Mortgage rates slipped just enough to matter, but not enough to change the bigger calculation for borrowers weighing a spring purchase or a refinance. Freddie Mac said the 30-year fixed-rate mortgage averaged 6.37% as of April 9, down from 6.46% the prior week and 6.62% a year earlier, while the 15-year fixed averaged 5.74%.
The weekly drop was small, yet it still adds up. On every $100,000 borrowed, the move from 6.46% to 6.37% cuts principal-and-interest payments by about $5.90 a month, which is modest but meaningful for buyers stretching to meet a lender’s debt-to-income test or trying to stay under a hard monthly budget. Freddie Mac also noted that PMMS is released weekly on Thursdays at 12 p.m. ET and is based on loan applications submitted through Loan Product Advisor from lenders nationwide.
Refinance shoppers are facing a different market. Bankrate put the national average 30-year fixed mortgage interest rate at 6.40% on April 14 and the average 30-year fixed refinance rate at 6.70%, while Forbes Advisor put the 30-year fixed refinance APR at 6.43%. Those spreads show why headline averages can mislead: credit score, loan size, loan type and geography can move an offer well above or below the national number. Borrowers with strong equity and top-tier credit are more likely to see the best quotes; borrowers with thinner files may not.

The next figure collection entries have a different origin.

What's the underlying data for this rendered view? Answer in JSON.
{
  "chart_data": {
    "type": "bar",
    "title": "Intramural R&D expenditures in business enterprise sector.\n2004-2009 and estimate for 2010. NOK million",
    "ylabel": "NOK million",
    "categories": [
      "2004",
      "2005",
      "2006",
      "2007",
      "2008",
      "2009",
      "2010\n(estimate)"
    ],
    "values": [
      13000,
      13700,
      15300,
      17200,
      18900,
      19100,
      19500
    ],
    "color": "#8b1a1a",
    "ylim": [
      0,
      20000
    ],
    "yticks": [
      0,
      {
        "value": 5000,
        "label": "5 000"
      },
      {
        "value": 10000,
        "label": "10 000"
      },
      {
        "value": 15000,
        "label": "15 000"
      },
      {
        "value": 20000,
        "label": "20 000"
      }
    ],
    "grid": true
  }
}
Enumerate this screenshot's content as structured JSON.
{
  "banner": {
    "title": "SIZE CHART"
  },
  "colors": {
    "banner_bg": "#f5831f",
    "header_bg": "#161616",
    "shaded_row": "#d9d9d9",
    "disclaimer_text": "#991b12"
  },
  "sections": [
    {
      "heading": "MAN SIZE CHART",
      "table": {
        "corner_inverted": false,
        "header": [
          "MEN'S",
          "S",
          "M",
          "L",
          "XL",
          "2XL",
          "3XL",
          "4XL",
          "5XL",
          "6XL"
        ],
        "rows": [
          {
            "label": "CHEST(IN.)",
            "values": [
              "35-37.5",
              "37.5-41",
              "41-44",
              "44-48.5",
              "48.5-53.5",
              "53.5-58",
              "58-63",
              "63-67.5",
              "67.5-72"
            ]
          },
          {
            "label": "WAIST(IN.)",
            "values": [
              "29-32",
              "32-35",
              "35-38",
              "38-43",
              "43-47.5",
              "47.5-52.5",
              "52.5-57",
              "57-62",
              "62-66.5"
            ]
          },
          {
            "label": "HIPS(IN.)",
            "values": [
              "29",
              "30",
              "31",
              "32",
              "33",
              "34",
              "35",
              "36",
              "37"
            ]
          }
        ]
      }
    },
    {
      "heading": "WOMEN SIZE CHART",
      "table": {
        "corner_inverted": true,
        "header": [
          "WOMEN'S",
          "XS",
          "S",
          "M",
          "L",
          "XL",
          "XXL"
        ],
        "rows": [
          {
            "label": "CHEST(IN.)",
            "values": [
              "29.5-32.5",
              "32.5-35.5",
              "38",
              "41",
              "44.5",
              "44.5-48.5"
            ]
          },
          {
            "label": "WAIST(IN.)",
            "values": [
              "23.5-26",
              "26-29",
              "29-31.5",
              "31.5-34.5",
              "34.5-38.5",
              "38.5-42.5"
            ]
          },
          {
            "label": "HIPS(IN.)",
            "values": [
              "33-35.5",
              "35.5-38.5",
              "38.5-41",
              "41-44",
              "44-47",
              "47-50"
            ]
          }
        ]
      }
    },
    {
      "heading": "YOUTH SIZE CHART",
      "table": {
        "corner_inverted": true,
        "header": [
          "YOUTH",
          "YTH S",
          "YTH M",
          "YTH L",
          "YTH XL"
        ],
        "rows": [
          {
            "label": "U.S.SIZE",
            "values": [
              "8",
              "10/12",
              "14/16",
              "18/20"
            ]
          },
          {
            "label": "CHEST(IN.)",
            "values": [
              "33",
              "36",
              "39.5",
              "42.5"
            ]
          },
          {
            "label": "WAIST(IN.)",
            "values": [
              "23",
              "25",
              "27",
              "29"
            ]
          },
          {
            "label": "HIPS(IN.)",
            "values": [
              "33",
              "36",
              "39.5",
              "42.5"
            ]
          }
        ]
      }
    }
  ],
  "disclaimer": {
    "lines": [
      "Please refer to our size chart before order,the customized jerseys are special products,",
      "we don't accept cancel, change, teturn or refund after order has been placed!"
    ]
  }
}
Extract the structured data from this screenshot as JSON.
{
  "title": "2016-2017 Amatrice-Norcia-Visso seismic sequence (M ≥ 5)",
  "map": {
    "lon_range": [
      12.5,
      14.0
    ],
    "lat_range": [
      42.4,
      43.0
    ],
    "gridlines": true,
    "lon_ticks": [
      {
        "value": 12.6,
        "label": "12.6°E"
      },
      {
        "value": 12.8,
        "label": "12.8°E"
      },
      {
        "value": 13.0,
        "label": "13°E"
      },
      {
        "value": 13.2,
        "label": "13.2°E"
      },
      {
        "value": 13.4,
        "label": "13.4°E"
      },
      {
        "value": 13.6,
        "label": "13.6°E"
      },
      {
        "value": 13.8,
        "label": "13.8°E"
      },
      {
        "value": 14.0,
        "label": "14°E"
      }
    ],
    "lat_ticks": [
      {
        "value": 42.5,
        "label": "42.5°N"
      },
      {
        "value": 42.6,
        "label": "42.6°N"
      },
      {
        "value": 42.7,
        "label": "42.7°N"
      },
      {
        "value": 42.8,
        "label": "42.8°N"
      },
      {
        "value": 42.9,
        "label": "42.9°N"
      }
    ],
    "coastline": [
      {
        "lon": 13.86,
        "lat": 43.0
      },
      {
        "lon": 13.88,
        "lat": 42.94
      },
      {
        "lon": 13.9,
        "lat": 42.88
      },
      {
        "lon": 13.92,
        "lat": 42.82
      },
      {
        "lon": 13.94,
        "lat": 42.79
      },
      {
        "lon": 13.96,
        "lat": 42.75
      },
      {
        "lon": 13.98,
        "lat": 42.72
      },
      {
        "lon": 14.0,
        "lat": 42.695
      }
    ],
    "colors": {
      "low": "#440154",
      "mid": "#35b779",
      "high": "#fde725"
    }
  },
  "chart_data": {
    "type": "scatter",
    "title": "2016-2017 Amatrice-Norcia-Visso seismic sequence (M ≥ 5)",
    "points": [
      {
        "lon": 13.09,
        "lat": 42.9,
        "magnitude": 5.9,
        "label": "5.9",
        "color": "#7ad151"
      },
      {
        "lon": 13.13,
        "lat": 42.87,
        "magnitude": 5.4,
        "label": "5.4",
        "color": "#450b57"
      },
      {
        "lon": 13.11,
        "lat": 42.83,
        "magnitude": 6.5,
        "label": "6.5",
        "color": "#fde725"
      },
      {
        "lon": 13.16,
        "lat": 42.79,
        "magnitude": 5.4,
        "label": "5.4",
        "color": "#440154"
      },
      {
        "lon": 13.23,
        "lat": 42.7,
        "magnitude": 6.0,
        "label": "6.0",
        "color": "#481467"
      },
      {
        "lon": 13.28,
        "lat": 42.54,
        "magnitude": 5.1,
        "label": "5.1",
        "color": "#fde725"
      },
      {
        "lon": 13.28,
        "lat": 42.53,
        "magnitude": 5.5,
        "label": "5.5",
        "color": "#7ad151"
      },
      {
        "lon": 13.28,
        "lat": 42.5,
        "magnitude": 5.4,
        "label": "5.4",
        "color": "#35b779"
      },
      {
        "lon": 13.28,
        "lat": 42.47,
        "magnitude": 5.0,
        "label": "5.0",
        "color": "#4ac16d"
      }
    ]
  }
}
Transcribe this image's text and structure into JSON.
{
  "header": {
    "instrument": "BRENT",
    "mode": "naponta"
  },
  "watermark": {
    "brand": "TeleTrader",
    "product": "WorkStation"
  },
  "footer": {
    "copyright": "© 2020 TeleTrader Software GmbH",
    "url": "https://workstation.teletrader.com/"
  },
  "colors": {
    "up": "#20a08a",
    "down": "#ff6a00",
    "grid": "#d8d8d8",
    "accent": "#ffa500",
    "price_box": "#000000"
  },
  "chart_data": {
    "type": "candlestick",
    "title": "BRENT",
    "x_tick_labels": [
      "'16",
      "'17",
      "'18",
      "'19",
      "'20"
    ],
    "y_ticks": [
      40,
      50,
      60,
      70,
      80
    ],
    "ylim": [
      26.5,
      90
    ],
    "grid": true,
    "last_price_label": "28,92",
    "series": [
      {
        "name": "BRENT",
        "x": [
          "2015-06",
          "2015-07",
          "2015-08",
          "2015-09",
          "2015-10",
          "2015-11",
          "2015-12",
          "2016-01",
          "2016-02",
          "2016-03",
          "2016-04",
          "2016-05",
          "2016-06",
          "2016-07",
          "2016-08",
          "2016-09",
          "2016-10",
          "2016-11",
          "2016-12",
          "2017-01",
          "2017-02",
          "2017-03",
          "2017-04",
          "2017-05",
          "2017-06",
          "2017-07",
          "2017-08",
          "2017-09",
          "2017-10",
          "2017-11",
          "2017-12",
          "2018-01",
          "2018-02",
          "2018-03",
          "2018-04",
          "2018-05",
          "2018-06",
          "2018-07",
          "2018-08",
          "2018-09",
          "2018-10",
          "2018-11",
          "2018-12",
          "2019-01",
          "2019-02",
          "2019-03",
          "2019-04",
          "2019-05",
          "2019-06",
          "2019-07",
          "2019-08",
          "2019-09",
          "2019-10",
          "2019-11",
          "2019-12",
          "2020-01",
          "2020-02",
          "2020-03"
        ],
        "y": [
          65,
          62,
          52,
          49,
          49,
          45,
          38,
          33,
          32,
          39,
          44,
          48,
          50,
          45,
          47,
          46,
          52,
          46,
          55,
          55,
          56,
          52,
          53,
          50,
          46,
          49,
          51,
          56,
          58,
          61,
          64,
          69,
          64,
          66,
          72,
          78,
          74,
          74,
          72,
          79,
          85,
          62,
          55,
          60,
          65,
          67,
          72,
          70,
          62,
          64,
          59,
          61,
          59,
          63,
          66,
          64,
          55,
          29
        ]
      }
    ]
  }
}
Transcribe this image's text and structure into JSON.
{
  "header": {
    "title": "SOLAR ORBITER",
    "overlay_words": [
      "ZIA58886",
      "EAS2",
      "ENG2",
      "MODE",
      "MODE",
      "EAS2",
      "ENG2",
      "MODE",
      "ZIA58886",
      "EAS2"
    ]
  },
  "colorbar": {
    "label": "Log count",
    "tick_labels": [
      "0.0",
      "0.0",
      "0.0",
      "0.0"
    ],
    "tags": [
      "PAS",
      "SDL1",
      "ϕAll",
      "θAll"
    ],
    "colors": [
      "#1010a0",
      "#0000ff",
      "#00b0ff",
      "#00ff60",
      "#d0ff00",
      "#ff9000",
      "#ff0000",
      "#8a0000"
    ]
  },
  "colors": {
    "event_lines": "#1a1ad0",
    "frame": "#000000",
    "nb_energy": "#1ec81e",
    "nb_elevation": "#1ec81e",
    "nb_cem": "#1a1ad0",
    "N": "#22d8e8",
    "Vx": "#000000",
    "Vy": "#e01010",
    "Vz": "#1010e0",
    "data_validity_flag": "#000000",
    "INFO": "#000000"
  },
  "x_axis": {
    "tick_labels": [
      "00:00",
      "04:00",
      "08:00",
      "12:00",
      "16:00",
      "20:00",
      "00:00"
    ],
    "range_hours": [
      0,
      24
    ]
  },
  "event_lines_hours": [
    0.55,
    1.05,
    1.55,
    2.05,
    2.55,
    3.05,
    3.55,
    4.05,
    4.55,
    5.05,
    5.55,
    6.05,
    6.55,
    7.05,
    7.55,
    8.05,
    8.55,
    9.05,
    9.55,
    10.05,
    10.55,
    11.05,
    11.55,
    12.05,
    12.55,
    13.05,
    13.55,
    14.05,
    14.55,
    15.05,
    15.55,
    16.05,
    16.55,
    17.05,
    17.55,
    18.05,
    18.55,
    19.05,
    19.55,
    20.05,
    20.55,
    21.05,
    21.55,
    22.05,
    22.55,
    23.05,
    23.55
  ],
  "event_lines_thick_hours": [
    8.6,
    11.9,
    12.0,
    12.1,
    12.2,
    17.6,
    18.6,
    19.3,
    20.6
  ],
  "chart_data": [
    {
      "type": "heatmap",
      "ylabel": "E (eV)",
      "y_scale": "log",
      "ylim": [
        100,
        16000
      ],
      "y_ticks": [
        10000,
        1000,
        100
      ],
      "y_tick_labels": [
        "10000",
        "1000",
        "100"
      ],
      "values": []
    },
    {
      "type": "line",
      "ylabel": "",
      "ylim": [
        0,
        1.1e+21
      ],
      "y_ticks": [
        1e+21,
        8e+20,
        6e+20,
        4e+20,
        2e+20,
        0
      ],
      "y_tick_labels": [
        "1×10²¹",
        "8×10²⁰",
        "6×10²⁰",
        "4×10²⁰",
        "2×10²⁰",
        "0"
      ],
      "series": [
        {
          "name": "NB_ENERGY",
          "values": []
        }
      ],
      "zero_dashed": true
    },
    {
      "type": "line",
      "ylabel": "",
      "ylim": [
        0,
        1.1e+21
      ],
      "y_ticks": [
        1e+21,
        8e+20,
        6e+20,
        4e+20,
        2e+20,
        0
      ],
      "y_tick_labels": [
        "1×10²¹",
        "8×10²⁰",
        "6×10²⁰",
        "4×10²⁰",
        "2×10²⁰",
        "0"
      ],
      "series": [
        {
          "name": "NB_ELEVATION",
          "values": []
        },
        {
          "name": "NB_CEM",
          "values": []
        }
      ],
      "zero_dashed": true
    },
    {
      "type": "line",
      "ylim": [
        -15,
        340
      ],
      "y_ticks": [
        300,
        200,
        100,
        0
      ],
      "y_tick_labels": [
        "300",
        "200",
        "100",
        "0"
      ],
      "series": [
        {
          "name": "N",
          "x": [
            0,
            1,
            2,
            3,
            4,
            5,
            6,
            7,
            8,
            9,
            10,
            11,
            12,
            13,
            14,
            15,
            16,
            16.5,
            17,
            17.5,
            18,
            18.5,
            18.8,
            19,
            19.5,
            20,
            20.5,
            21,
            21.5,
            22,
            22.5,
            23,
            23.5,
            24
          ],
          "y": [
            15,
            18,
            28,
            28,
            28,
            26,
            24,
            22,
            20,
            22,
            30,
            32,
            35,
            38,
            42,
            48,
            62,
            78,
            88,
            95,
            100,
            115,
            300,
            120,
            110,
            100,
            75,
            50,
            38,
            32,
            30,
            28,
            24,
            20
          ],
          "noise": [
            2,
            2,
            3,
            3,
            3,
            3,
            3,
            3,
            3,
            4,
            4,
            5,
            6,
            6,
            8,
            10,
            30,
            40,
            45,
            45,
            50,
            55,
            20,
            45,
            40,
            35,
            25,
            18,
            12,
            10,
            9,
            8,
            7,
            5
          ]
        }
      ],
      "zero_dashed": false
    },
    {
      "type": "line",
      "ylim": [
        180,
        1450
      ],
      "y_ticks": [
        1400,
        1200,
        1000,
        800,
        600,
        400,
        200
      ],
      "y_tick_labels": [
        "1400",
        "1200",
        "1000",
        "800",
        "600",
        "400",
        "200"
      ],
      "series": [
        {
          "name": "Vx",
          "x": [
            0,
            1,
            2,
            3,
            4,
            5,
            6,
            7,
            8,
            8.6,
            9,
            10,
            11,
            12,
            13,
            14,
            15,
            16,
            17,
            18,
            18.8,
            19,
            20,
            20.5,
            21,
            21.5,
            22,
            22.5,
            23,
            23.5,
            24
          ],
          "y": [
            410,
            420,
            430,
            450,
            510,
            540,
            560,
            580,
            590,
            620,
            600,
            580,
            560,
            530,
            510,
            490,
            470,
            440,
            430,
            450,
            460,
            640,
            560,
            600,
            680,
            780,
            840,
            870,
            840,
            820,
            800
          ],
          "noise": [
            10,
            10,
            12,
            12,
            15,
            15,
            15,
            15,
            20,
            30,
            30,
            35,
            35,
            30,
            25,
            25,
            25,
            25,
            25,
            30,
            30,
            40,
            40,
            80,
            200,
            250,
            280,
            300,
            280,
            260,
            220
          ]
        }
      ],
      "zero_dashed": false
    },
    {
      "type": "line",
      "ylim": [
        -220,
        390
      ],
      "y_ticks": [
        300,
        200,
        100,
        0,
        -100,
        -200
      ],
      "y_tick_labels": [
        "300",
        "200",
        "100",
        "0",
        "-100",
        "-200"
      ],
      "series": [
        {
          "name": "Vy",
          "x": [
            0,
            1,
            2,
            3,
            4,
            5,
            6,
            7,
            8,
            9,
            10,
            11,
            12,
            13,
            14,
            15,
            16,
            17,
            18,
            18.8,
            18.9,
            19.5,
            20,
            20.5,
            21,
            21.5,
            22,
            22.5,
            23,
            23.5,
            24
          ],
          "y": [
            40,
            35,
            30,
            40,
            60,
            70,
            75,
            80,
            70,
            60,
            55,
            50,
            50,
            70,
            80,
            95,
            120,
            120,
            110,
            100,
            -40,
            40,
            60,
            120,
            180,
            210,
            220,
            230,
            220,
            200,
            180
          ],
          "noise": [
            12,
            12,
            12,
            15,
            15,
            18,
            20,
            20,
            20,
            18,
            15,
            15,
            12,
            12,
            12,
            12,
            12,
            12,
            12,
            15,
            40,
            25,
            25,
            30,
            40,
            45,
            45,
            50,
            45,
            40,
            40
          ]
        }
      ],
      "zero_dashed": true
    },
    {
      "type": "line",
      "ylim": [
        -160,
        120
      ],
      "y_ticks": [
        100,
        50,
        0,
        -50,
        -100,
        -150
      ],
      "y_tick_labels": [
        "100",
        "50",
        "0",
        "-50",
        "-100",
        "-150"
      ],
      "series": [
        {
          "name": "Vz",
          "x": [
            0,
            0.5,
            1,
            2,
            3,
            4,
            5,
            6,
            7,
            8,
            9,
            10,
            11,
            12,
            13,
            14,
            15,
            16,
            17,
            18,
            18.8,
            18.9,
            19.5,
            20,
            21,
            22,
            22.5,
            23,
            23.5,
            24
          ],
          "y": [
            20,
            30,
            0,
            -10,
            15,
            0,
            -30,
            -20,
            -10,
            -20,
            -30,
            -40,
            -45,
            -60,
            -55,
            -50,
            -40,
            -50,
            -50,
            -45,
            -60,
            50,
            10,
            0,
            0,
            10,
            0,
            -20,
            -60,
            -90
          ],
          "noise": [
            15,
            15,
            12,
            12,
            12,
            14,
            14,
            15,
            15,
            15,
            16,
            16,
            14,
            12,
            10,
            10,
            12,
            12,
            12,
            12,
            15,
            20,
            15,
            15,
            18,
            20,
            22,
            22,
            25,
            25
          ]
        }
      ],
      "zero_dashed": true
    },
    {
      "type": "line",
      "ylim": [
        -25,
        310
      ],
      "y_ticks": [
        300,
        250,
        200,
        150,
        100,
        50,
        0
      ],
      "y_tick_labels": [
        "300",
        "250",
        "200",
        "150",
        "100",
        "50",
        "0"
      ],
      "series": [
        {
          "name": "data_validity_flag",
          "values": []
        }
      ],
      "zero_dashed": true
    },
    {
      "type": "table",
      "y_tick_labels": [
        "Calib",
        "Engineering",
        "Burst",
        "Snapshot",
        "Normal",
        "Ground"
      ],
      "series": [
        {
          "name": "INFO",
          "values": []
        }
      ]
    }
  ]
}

The broader housing backdrop has improved, even after a recent rate rebound. Intercontinental Exchange said mortgage rates bottomed near 5.95% early in 2026, then climbed about 40 basis points, pulling roughly 4% of buying power out of the market. Still, ICE said 99 of the 100 largest U.S. housing markets were more affordable than a year earlier, March inventory rose 8% from a year ago and active listings remained 11% below typical 2017-2019 levels. ICE also said the number of borrowers considered in the money for a refinance had fallen roughly 60% from recent highs. For buyers close to closing, locking now makes sense because the market has already shown it can reverse quickly; borrowers who have time and a strong credit profile can wait for a better quote, but only with a clear plan to act if rates turn back up.